Роман Ненашев

Война случится, и, положим, в среду

*   *   *

 

Война случится, и, положим, в среду.

Положим, что Шестая мировая.

И я, пожалуй, загодя уеду,

Дождавшись 31-го трамвая.

И порох ляжет запахом на ели,

И по команде, скажем, сисадмина

Натасканные кокер-спаниели

Найдут в подвале залежь кетамина.

И будет раздаваться канонада.

И цвета хаки мчать велосипеды.

И мордами поблёскивать торпеды,

Всплывая пузырьками лимонада.

И два матроса – Павел и Ерёма,

Как хищники удачливы и ловки, –

Достанут из оконного проёма

Гранаты и тяжёлые винтовки.

И город лопнет на две половины

И истины, что будут безусловны:

Одни, допустим, в знании невинны.

Другие – по незнанию виновны...

И город станет строить баррикады,

И запасаться йодом и бинтами.

А в пятницу, сквозь облако блокады,

Маяча разноцветными бантами,

Пройдёт, допустим, девочка живая

Походкой неуверенной и шаткой.

И вслед ей, начинённая брусчаткой,

Пещерным эхом ахнет мостовая.

И город, сев на антидепрессанты,

Украсит транспарантами аллеи.

И с неба будут падать диверсанты,

Как листья с пожелтевших тополей...

 

 

 

 

*   *   *

 

Так и сходят с ума – разлинуешь себя на бумаге:

Крестик–нолик. Трёхпалубный. Ранен. А после – убит.

И гадаешь на воске, на купленной в универмаге

Чёрной гуще: каким же он будет – твой треснувший быт?

Или клеишь с утра два осколка слепящего солнца,

Или куришь в себя, из себя выдыхая слова.

Ночью выйдешь во двор – старый дворник с глазами японца

Подметает два слога из тех, что оставит молва.
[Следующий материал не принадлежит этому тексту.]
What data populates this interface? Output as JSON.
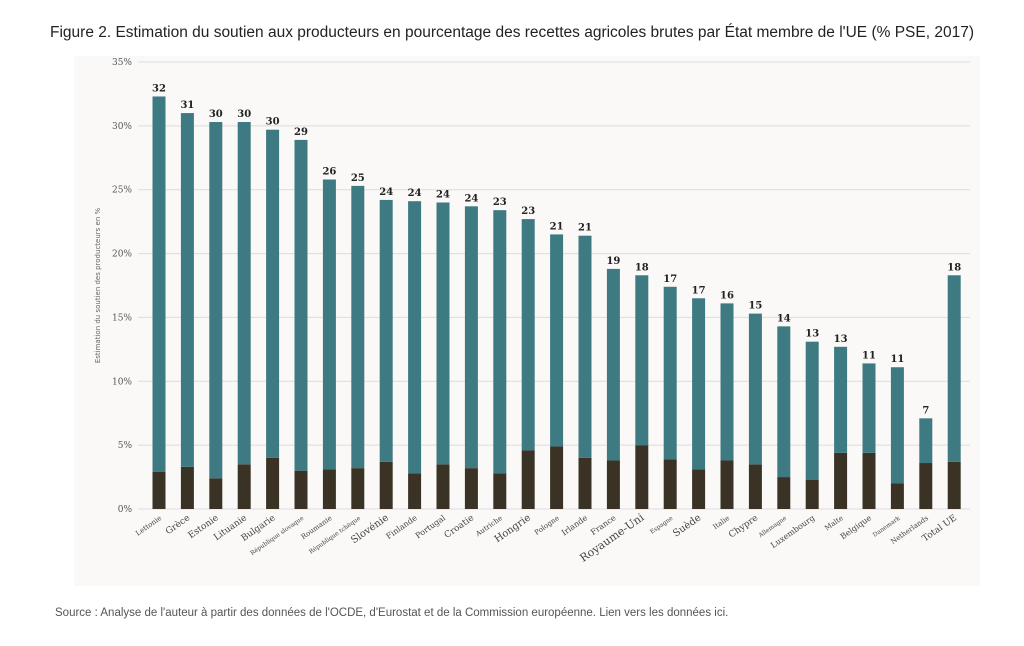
{
  "figure_title": "Figure 2. Estimation du soutien aux producteurs en pourcentage des recettes agricoles brutes par État membre de l'UE (% PSE, 2017)",
  "source_note": "Source : Analyse de l'auteur à partir des données de l'OCDE, d'Eurostat et de la Commission européenne. Lien vers les données ici.",
  "colors": {
    "teal": "#3d7a82",
    "dark": "#3b3226",
    "grid": "#dcdcdc",
    "panel": "#fbf9f7"
  },
  "chart_data": {
    "type": "bar",
    "stacked": true,
    "ylabel": "Estimation du soutien des producteurs en %",
    "ylim": [
      0,
      35
    ],
    "yticks": [
      0,
      5,
      10,
      15,
      20,
      25,
      30,
      35
    ],
    "ytick_labels": [
      "0%",
      "5%",
      "10%",
      "15%",
      "20%",
      "25%",
      "30%",
      "35%"
    ],
    "grid": true,
    "categories": [
      "Lettonie",
      "Grèce",
      "Estonie",
      "Lituanie",
      "Bulgarie",
      "République slovaque",
      "Roumanie",
      "République tchèque",
      "Slovénie",
      "Finlande",
      "Portugal",
      "Croatie",
      "Autriche",
      "Hongrie",
      "Pologne",
      "Irlande",
      "France",
      "Royaume-Uni",
      "Espagne",
      "Suède",
      "Italie",
      "Chypre",
      "Allemagne",
      "Luxembourg",
      "Malte",
      "Belgique",
      "Danemark",
      "Netherlands",
      "Total UE"
    ],
    "category_font_sizes": [
      7,
      9,
      9,
      9,
      9,
      6,
      7,
      6,
      10,
      8,
      8,
      9,
      7,
      10,
      7,
      8,
      8,
      11,
      6,
      10,
      7,
      9,
      6,
      8,
      7,
      8,
      6,
      7,
      9
    ],
    "data_labels": [
      "32",
      "31",
      "30",
      "30",
      "30",
      "29",
      "26",
      "25",
      "24",
      "24",
      "24",
      "24",
      "23",
      "23",
      "21",
      "21",
      "19",
      "18",
      "17",
      "17",
      "16",
      "15",
      "14",
      "13",
      "13",
      "11",
      "11",
      "7",
      "18"
    ],
    "series": [
      {
        "values": [
          2.9,
          3.3,
          2.4,
          3.5,
          4.0,
          3.0,
          3.1,
          3.2,
          3.7,
          2.8,
          3.5,
          3.2,
          2.8,
          4.6,
          4.9,
          4.0,
          3.8,
          5.0,
          3.9,
          3.1,
          3.8,
          3.5,
          2.5,
          2.3,
          4.4,
          4.4,
          2.0,
          3.6,
          3.7
        ]
      },
      {
        "values": [
          29.4,
          27.7,
          27.9,
          26.8,
          25.7,
          25.9,
          22.7,
          22.1,
          20.5,
          21.3,
          20.5,
          20.5,
          20.6,
          18.1,
          16.6,
          17.4,
          15.0,
          13.3,
          13.5,
          13.4,
          12.3,
          11.8,
          11.8,
          10.8,
          8.3,
          7.0,
          9.1,
          3.5,
          14.6
        ]
      }
    ]
  }
}
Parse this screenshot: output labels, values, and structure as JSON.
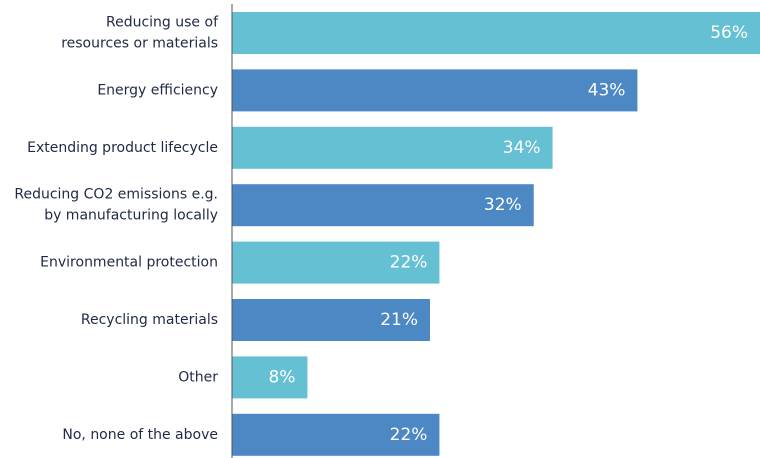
{
  "chart_data": {
    "type": "bar",
    "orientation": "horizontal",
    "categories": [
      "Reducing use of\nresources or materials",
      "Energy efficiency",
      "Extending product lifecycle",
      "Reducing CO2 emissions e.g.\nby manufacturing locally",
      "Environmental protection",
      "Recycling materials",
      "Other",
      "No, none of the above"
    ],
    "values": [
      56,
      43,
      34,
      32,
      22,
      21,
      8,
      22
    ],
    "value_labels": [
      "56%",
      "43%",
      "34%",
      "32%",
      "22%",
      "21%",
      "8%",
      "22%"
    ],
    "unit": "%",
    "xlim": [
      0,
      56
    ],
    "grid": false,
    "legend": "none",
    "bar_colors": [
      "#65c0d4",
      "#4c88c4"
    ],
    "label_color": "#1f2a44",
    "axis_color": "#555555"
  }
}
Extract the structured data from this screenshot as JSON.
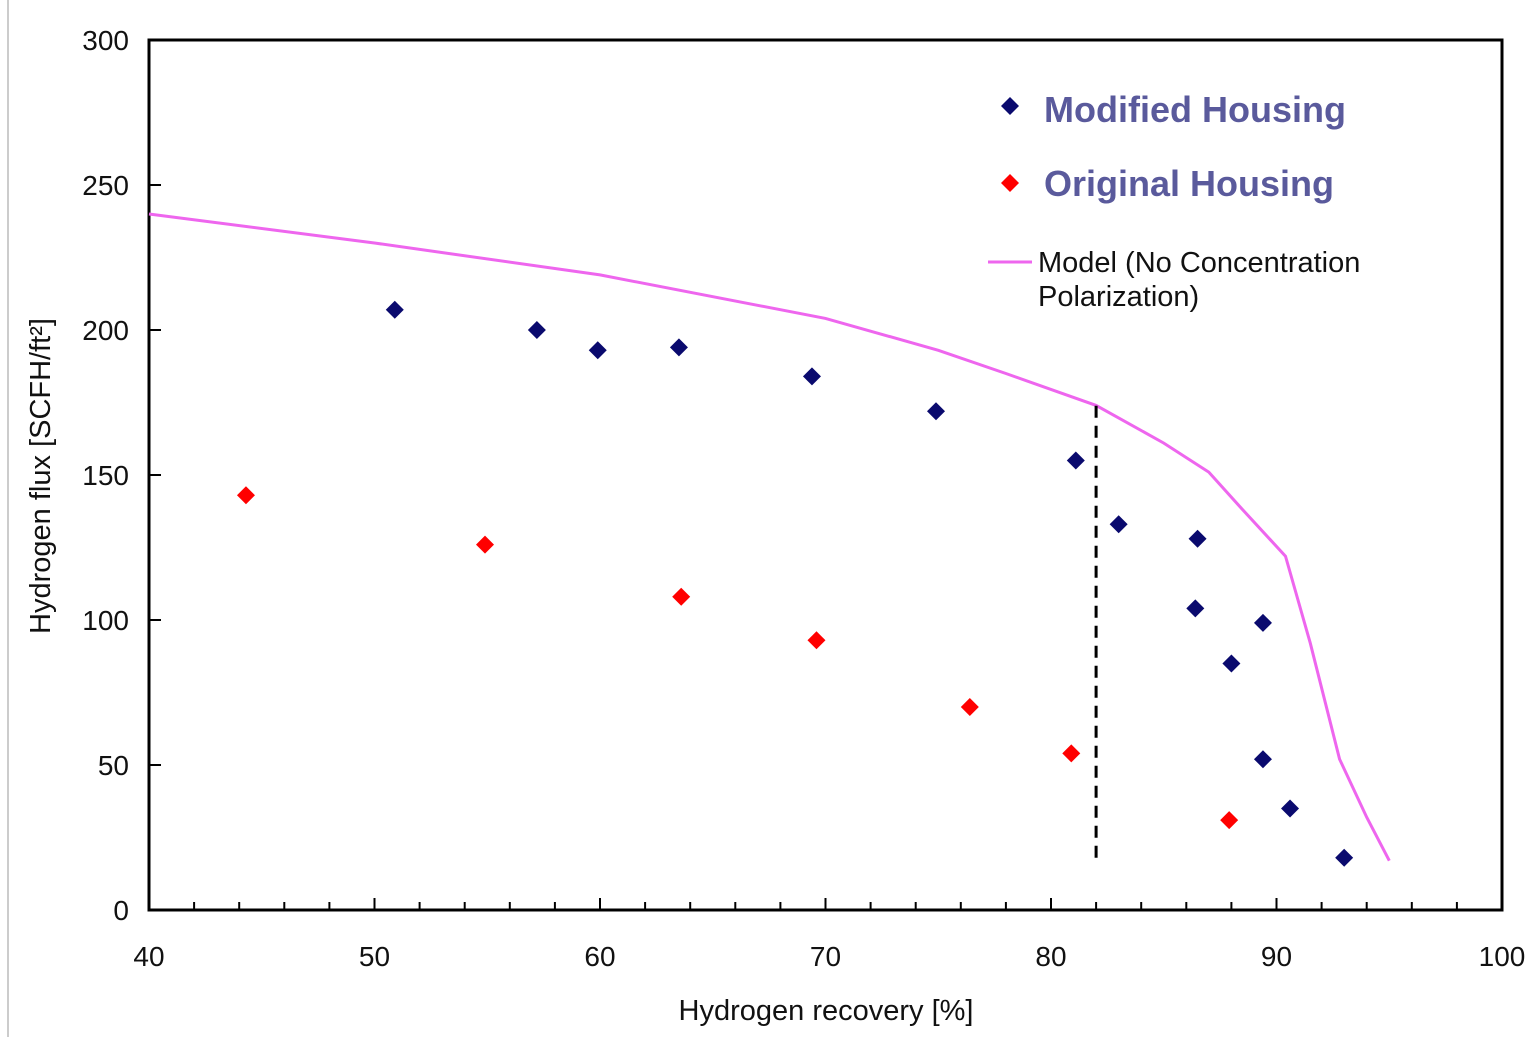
{
  "chart_data": {
    "type": "scatter",
    "xlabel": "Hydrogen recovery [%]",
    "ylabel": "Hydrogen flux [SCFH/ft²]",
    "xlim": [
      40,
      100
    ],
    "ylim": [
      0,
      300
    ],
    "xticks": [
      "40",
      "50",
      "60",
      "70",
      "80",
      "90",
      "100"
    ],
    "yticks": [
      "0",
      "50",
      "100",
      "150",
      "200",
      "250",
      "300"
    ],
    "grid": false,
    "legend_position": "top-right",
    "series": [
      {
        "name": "Modified Housing",
        "kind": "scatter",
        "marker": "diamond",
        "color": "#0a0a6e",
        "points": [
          [
            50.9,
            207
          ],
          [
            57.2,
            200
          ],
          [
            59.9,
            193
          ],
          [
            63.5,
            194
          ],
          [
            69.4,
            184
          ],
          [
            74.9,
            172
          ],
          [
            81.1,
            155
          ],
          [
            83.0,
            133
          ],
          [
            86.5,
            128
          ],
          [
            86.4,
            104
          ],
          [
            89.4,
            99
          ],
          [
            88.0,
            85
          ],
          [
            89.4,
            52
          ],
          [
            90.6,
            35
          ],
          [
            93.0,
            18
          ]
        ]
      },
      {
        "name": "Original Housing",
        "kind": "scatter",
        "marker": "diamond",
        "color": "#ff0000",
        "points": [
          [
            44.3,
            143
          ],
          [
            54.9,
            126
          ],
          [
            63.6,
            108
          ],
          [
            69.6,
            93
          ],
          [
            76.4,
            70
          ],
          [
            80.9,
            54
          ],
          [
            87.9,
            31
          ]
        ]
      },
      {
        "name": "Model (No Concentration Polarization)",
        "kind": "line",
        "color": "#ee66ee",
        "points": [
          [
            40,
            240
          ],
          [
            50,
            230
          ],
          [
            60,
            219
          ],
          [
            70,
            204
          ],
          [
            75,
            193
          ],
          [
            78,
            185
          ],
          [
            82,
            174
          ],
          [
            85,
            161
          ],
          [
            87,
            151
          ],
          [
            88.5,
            138
          ],
          [
            90.4,
            122
          ],
          [
            91.5,
            92
          ],
          [
            92.8,
            52
          ],
          [
            94.0,
            32
          ],
          [
            95.0,
            17
          ]
        ]
      }
    ],
    "annotations": [
      {
        "kind": "vertical-dashed-line",
        "x": 82,
        "y_from": 18,
        "y_to": 175,
        "color": "#000000"
      }
    ],
    "legend": {
      "entries": [
        {
          "label": "Modified Housing",
          "marker": "diamond",
          "color": "#0a0a6e"
        },
        {
          "label": "Original Housing",
          "marker": "diamond",
          "color": "#ff0000"
        },
        {
          "label_lines": [
            "Model (No Concentration",
            "Polarization)"
          ],
          "marker": "line",
          "color": "#ee66ee"
        }
      ]
    }
  }
}
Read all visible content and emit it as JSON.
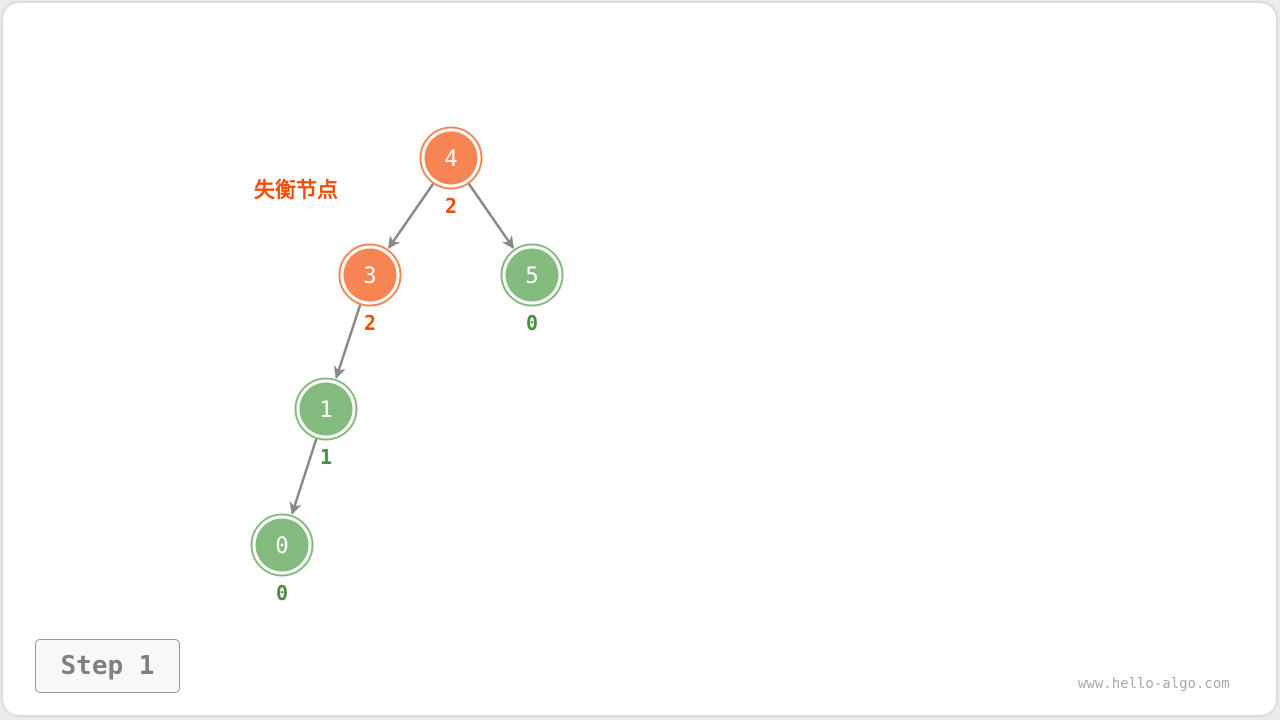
{
  "colors": {
    "unbalanced": "#f78553",
    "balanced": "#83bb7f",
    "unbalanced_text": "#f04e0a",
    "balanced_text": "#4a8e3f",
    "edge": "#888888"
  },
  "annotation": "失衡节点",
  "nodes": [
    {
      "id": "n4",
      "value": "4",
      "height": "2",
      "state": "unbalanced"
    },
    {
      "id": "n3",
      "value": "3",
      "height": "2",
      "state": "unbalanced"
    },
    {
      "id": "n5",
      "value": "5",
      "height": "0",
      "state": "balanced"
    },
    {
      "id": "n1",
      "value": "1",
      "height": "1",
      "state": "balanced"
    },
    {
      "id": "n0",
      "value": "0",
      "height": "0",
      "state": "balanced"
    }
  ],
  "edges": [
    [
      "n4",
      "n3"
    ],
    [
      "n4",
      "n5"
    ],
    [
      "n3",
      "n1"
    ],
    [
      "n1",
      "n0"
    ]
  ],
  "step_label": "Step 1",
  "watermark": "www.hello-algo.com"
}
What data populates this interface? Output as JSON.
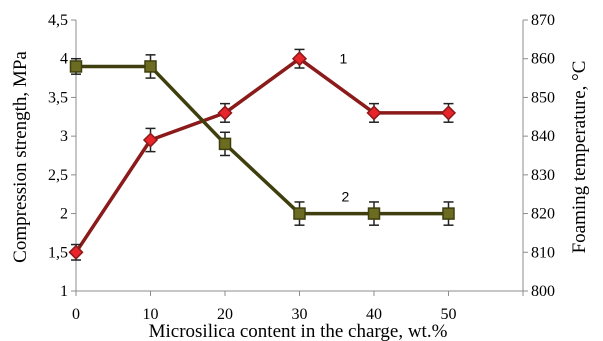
{
  "chart_data": {
    "type": "line",
    "xlabel": "Microsilica content in the charge, wt.%",
    "ylabel": "Compression strength, MPa",
    "y2label": "Foaming temperature, °C",
    "x": [
      0,
      10,
      20,
      30,
      40,
      50
    ],
    "x_ticks": [
      "0",
      "10",
      "20",
      "30",
      "40",
      "50"
    ],
    "xlim": [
      0,
      60
    ],
    "ylim": [
      1,
      4.5
    ],
    "y_ticks": [
      "1",
      "1,5",
      "2",
      "2,5",
      "3",
      "3,5",
      "4",
      "4,5"
    ],
    "y2lim": [
      800,
      870
    ],
    "y2_ticks": [
      "800",
      "810",
      "820",
      "830",
      "840",
      "850",
      "860",
      "870"
    ],
    "grid": false,
    "legend": "none",
    "series": [
      {
        "name": "1",
        "axis": "left",
        "marker": "diamond",
        "line_color": "#8B1A1A",
        "marker_fill": "#E8252A",
        "values": [
          1.5,
          2.95,
          3.3,
          4.0,
          3.3,
          3.3
        ],
        "error": [
          0.1,
          0.15,
          0.12,
          0.12,
          0.12,
          0.12
        ]
      },
      {
        "name": "2",
        "axis": "right",
        "marker": "square",
        "line_color": "#3F3F0E",
        "marker_fill": "#6B6B22",
        "values": [
          858,
          858,
          838,
          820,
          820,
          820
        ],
        "error": [
          2,
          3,
          3,
          3,
          3,
          3
        ]
      }
    ]
  }
}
И хватает едва для того, чтобы петли не мерить

По своей голове и височную область беречь

От ударов крылатых ракет неоткрытых Америк,

От серебряных пуль под названием «русская речь».

Это после... А до – рвутся звуки на свет из гортани,

Прожигая дыру (вот и ходишь весь день по портным).

Расскажи мне, Изольда, о славном французе Тристане –

Я тебя бы не слушал, не будь я душевнобольным.

Расскажи... До заката в длину – два плевка до ограды

Да четыре неверных и робких шага в глубину.

С неба катятся звёзды на сцену разбитой эстрады.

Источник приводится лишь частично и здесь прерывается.